C’est le cas de la première nation Tla-o-qui-aht qui a réussi à protéger 100% de son territoire des ravages et convoitises de l’industrie du bois qui voulait raser les forêts millénaires de Wah-nah-jus-Hilth-hoo-is (Meares Island) à l’extrême sud-ouest de l’île de Vancouver.

En 1984, le peuple Tla-o-qui-aht a ainsi repoussé avec succès l’entreprise forestière canadienne MacMillan Bloedel, qui envisageait de couper des forêts anciennes, y compris des arbres estimés âgés de plus de 1 000 ans. Il s’agissait du premier blocus majeur de l’exploitation forestière dans l’histoire du Canada et le début d’une série de blocages dans la baie Clayoquot connue sous le nom de « guerre dans les bois ».

Opposés aux coupes rases et à la destruction des arbres les plus anciens et les plus utiles, leur détermination sans faille leur a permis de récupérer la gestion de la forêt qui leur a été rendue par la province de Colombie-Britannique.

Les Tla-o-qui-aht vivent sur leur territoire depuis environ 10 000 ans. Dans les années 1600, un siècle avant l’arrivée des Européens sur cette côte, toute la nation dépendait du cèdre pour les vêtements, les outils, les bateaux et les maisons.

« Les montagnes étaient toujours luxuriantes. On ne pouvait pas deviner que nous récoltions des arbres pour construire des villages pour 10 000 personnes » explique ainsi Masso, directeur des terres et des ressources de la Première Nation Tla-o-qui-aht

Inspirés par leur réussite, d’autres nations tentent aujourd’hui leur chance.
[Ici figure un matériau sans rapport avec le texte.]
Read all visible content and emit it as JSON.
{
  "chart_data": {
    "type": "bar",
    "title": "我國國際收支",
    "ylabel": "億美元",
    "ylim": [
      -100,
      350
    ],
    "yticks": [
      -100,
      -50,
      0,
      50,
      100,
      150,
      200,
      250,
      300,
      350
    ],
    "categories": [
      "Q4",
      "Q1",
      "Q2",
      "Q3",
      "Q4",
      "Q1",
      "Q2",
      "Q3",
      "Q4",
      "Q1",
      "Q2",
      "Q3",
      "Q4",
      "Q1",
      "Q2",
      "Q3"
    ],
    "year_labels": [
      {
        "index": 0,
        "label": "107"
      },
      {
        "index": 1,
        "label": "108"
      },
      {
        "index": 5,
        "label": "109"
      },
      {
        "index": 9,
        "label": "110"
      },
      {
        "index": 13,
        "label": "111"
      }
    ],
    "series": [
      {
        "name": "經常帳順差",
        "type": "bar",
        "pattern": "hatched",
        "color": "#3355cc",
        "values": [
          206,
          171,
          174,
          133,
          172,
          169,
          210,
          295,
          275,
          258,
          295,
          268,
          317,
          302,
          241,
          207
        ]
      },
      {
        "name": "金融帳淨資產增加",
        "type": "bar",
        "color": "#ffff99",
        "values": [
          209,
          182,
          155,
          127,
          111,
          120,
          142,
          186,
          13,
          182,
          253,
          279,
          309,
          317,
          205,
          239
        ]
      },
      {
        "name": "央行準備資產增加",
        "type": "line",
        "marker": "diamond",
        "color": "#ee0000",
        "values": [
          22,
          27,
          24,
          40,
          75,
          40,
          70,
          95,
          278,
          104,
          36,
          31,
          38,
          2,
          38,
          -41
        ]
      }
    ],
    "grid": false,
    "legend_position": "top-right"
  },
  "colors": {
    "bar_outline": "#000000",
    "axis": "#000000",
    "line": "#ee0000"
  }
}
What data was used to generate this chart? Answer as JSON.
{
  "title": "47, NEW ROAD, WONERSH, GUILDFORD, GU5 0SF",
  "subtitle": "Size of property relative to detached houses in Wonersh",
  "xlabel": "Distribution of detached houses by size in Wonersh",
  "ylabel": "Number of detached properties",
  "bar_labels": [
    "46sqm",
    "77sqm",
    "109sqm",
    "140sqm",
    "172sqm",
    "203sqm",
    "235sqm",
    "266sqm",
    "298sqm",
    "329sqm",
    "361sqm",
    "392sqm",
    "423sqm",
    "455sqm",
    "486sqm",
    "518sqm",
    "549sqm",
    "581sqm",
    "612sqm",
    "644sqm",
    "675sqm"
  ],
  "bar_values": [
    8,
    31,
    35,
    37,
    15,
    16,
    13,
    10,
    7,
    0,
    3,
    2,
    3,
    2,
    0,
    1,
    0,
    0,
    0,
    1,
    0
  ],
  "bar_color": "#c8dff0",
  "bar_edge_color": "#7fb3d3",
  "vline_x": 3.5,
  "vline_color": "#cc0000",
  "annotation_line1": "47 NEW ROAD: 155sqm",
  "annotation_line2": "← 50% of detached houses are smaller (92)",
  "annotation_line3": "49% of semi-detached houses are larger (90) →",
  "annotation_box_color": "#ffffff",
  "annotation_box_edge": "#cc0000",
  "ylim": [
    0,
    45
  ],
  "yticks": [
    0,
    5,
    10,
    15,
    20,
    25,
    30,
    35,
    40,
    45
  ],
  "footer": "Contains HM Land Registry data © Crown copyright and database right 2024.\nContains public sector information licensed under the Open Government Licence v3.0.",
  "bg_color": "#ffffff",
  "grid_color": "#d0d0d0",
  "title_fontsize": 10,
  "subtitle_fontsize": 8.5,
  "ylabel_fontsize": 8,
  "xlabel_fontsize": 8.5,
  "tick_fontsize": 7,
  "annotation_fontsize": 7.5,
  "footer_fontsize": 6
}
C’est le cas du peuple Nuchatlaht qui a recensé des milliers d’arbres culturellement modifiés répartis sur environ 100 sites de son territoire Nuchatlaht.

Le plus grand site comprend 2 700 arbres culturellement modifiés montrant comment les lobes des arbres ont guéri autour de l’écorce récoltée, créant des cicatrices qui remontent à des siècles.Les Nuchatlaht se battent aujourd’hui en justice pour obtenir une déclaration de titre ancestral sur les zones où se trouvent les arbres.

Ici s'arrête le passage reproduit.